Eventually Tammy ended up in a second relationship but again it did not work out, and she was in her early days of pregnancy when she was invited to work in the interior. She grabbed the opportunity.

“I tell the lady I pregnant but she still carry me, and when I there I use to had to work hard and I didn’t have good thing to eat and I lose the baby and start bleeding bad and dem bring me out, and I went in the hospital on life support and then I come out.”

As soon as she left the hospital Tammy returned to the area where she lived on the streets and another woman invited her into the interior and she decided to go since she had nowhere to live.

“She tell me that I would work in a shop but when I go in she tell me that I have to sleep with man and I didn’t want do it… She beat me up so bad that all me eyes been swell up and this boy who I been know from before tek me and bring me out,” the teenager said.

She was brought out and taken to the Ministry of Human Services & Social Security and was eventually placed in the home at Mahaica.

This was last year and Tammy was 17 years old.

Shortly after being placed in the home the mother of the man ‒ he is in his twenties ‒ who brought her out of the interior, approached the ministry and offered to foster Tammy.

Shortly after she moved in with the woman and entered into a sexual relationship with her son, and while initially Tammy felt that maybe life would get better the ‘better days’ only lasted for a short period.

“He does tell me that he love me and so, but then he does beat me even though I pregnant and he mother know too,” the teenager said, adding that she has no one to turn to and a report has not been made to the police.

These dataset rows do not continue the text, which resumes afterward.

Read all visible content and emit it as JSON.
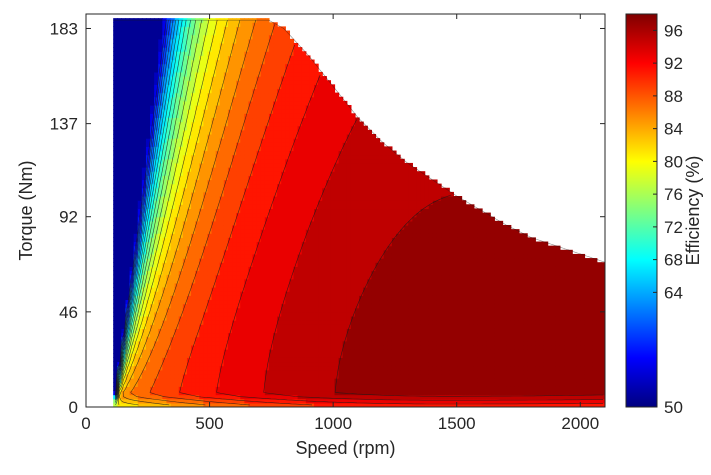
{
  "colors": {
    "colormap": [
      "#00007f",
      "#0000ff",
      "#007fff",
      "#00ffff",
      "#7fff7f",
      "#ffff00",
      "#ff7f00",
      "#ff0000",
      "#7f0000"
    ],
    "contour_line": "#1a1a1a",
    "axis": "#262626",
    "background": "#ffffff"
  },
  "chart_data": {
    "type": "heatmap",
    "subtype": "filled-contour efficiency map",
    "title": "",
    "xlabel": "Speed (rpm)",
    "ylabel": "Torque (Nm)",
    "colorbar_label": "Efficiency (%)",
    "xlim": [
      0,
      2100
    ],
    "ylim": [
      0,
      190
    ],
    "x_ticks": [
      0,
      500,
      1000,
      1500,
      2000
    ],
    "y_ticks": [
      0,
      46,
      92,
      137,
      183
    ],
    "colorbar_range": [
      50,
      98
    ],
    "colorbar_ticks": [
      50,
      64,
      68,
      72,
      76,
      80,
      84,
      88,
      92,
      96
    ],
    "speed_range": [
      110,
      2100
    ],
    "max_torque_envelope": {
      "speed": [
        110,
        740,
        800,
        900,
        1000,
        1100,
        1200,
        1300,
        1400,
        1500,
        1600,
        1700,
        1800,
        1900,
        2000,
        2100
      ],
      "torque": [
        187,
        187,
        183,
        170,
        155,
        140,
        128,
        118,
        110,
        102,
        95,
        88,
        82,
        78,
        74,
        70
      ]
    },
    "peak_efficiency_region": {
      "speed": [
        700,
        2000
      ],
      "torque": [
        5,
        35
      ],
      "center": [
        1450,
        18
      ],
      "efficiency": 96
    },
    "min_efficiency": 50,
    "max_efficiency": 97,
    "grid": false,
    "colorbar": "right"
  }
}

A few months into her pregnancy Tammy became very ill and had to be hospitalized and the doctor suggested an HIV test be done; the result was positive. She did not immediately inform the man but when she did he took the news calmly.

“He tell me how he support me and wouldn’t lef me alone,” the teenager said, explaining she believes he infected her knowingly.

When she questioned him he denied it, and said he was willing to be tested but has not been tested even after he promised to do it with the help of the GWMO.

Since reaching out to the GWMO for a second time Tammy has been taken to a doctor and appropriate clothing and footwear have been purchased for her.

 

Failure of the system

 

 

A frustrated Broomes said that the teenager’s story is just another of the many examples of how the system has failed trafficking victims. She pointed out that the teenager would have been part of the system almost her entire life, but today she is without hope.  While Broomes and members try to help as much as they can ‒ even going as far as to foster some of the younger victims who are in dire straits ‒  they need so much more, but asked what else could their organisation do.

She pointed out that the only reason the man’s mother would have offered to foster the teenager was so that her son could start an intimate relationship with her. Broomes also noted that no one from the ministry checked on the girl’s living conditions and now that she is legally an adult she is left on her own.

“This is the same situation we see time and time again… The law says that we should help these victims, that we should counsel them, find jobs for them, house them; we want the Act to not just be on the shelf but one that helps our survivors,” Broomes told the Sunday Stabroek.

“This year the GWMO stands ready to put our energies together to ensure that our survivors are catered for,” she said.

She told this newspaper that the organisation’s vice-president Urica Primus has since taken the teenager to the doctor and she has to go back. Counselling has also been accessed for her through Sister Judith of the Mercy Sisters, who according to Broomes has reached out to the organisation and has helped victims with counselling and provided free tutoring in literacy.

“She [Sister Judith] has embraced the organisation because she wants to help these survivors,” Broomes said.